На следующий день Великий князь телефонировал об этом в министерство, сообщив, что положение в корпусе нормализовано и занятия возобновлены. По приезде в Петербург настоял на увольнении некоторых педагогов и воспитателей, а затем и на восстановлении уволенных кадет.
Урок справедливости, преподанный Великим князем, заставил Андрея Шкуро, как он пишет, пересмотреть «всю свою линию поведения». Он решил приняться за учебу, успешно закончил корпус и был принят в казачью сотню Николаевского кавалерийского училища. Полковник Шкуро, «белый партизан», как он себя называл, воевал в Первую мировую, в Гражданскую войну, вступил в борьбу с большевиками на стороне Гитлера в Великую Отечественную войну. Повешен по приговору советского суда в январе 1947 года. Он, к сожалению, не сумел, как генерал Деникин, понять суть освободительного движения русского народа.

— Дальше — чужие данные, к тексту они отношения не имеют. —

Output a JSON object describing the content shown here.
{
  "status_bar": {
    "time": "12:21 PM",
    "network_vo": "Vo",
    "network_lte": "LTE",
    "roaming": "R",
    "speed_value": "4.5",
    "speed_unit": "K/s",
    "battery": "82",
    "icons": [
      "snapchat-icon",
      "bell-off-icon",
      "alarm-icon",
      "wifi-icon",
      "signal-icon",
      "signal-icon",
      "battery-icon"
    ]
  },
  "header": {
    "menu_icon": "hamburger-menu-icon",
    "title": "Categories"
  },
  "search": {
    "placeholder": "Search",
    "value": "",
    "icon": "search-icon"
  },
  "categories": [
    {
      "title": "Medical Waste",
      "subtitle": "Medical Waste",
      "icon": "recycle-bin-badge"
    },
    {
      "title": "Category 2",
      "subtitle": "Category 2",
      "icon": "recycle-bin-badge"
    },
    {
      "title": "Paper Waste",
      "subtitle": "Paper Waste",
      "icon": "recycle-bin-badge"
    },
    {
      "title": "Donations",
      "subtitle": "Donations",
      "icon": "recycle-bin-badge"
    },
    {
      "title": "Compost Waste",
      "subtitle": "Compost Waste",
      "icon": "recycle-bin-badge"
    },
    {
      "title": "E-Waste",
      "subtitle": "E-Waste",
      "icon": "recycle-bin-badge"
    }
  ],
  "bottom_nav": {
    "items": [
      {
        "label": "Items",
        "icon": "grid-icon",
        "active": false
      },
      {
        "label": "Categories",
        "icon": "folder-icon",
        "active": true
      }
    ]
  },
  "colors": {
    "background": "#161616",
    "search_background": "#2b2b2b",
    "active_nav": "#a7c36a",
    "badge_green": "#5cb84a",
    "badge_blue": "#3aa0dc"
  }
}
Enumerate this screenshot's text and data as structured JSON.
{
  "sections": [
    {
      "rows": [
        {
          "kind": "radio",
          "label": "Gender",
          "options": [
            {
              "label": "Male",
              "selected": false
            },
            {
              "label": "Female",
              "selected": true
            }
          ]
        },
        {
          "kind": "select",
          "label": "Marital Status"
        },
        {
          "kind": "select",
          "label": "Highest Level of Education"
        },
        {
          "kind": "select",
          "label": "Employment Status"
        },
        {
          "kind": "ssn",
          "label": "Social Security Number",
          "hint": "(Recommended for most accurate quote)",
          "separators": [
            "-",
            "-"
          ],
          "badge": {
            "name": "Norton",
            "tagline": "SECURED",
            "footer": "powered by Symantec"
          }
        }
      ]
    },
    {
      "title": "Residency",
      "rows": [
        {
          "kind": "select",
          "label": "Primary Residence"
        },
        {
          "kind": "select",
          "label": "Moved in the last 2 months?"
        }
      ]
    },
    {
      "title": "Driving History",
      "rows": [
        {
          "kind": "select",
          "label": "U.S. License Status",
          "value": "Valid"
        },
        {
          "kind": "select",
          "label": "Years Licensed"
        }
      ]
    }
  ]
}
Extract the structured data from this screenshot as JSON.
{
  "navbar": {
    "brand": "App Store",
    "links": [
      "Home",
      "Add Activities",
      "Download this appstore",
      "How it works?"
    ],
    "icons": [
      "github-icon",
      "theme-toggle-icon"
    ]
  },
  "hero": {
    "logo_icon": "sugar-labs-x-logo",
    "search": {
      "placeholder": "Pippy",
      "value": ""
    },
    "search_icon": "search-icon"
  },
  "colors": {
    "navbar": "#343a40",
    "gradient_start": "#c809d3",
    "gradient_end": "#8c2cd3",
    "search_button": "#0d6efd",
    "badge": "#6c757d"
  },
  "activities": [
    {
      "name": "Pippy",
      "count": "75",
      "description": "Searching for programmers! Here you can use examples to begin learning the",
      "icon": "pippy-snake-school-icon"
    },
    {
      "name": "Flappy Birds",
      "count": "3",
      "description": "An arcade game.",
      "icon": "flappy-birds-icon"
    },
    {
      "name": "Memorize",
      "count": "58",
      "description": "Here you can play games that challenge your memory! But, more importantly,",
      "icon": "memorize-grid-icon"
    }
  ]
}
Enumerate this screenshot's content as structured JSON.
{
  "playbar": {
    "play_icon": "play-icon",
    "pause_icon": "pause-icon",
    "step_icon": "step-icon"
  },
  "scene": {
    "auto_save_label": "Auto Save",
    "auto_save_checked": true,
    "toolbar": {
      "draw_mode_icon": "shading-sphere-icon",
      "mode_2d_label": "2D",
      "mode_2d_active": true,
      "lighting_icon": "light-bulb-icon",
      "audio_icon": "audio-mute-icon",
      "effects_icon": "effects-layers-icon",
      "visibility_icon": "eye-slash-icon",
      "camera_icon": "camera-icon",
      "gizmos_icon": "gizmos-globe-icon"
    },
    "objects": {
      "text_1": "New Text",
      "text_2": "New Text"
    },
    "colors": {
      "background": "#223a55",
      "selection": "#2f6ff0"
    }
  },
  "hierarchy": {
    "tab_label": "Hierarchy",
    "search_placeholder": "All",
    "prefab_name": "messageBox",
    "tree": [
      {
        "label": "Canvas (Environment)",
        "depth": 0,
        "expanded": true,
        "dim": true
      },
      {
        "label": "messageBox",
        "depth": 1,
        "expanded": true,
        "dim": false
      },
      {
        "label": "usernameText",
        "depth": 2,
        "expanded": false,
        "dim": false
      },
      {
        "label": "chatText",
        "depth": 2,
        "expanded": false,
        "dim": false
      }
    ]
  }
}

Константин Константинович готовился побывать в Одесском кадетском корпусе, который при основании в 1899 году получил его имя. И повод был прекрасный — вручение знамени. Но тамошний командующий войсками генерал Каульбарс сообщил ему, что ехать в Одессу небезопасно — вполне могут взорвать. Великий князь прислушался к этому предупреждению и решил ехать в Варшаву, в Суворовский кадетский корпус, где предстоял первый выпуск. Поездку сорвало тревожное сообщение. Он записал в дневнике: «Меня огорчили известия из Полоцка. Кадеты, особенно выпускные, в том числе вице-фельдфебель и некоторые унтер-офицеры, непозволительно распущены; неповиновение, дерзости старшим, самовольные отлучки — обыкновенное дело. Человек 15 ушло без спросу гулять, встретили воспитателя, и один из кадет, швырнув камнем, сильно поранил ему голову. Один выпускной, Важинский, за крупные дерзости воспитателю отправленный директором к матери, пришел ко мне и, с развязной откровенностью рассказав о своем поступке, просил допустить к продолжению экзаменов. Отказал…»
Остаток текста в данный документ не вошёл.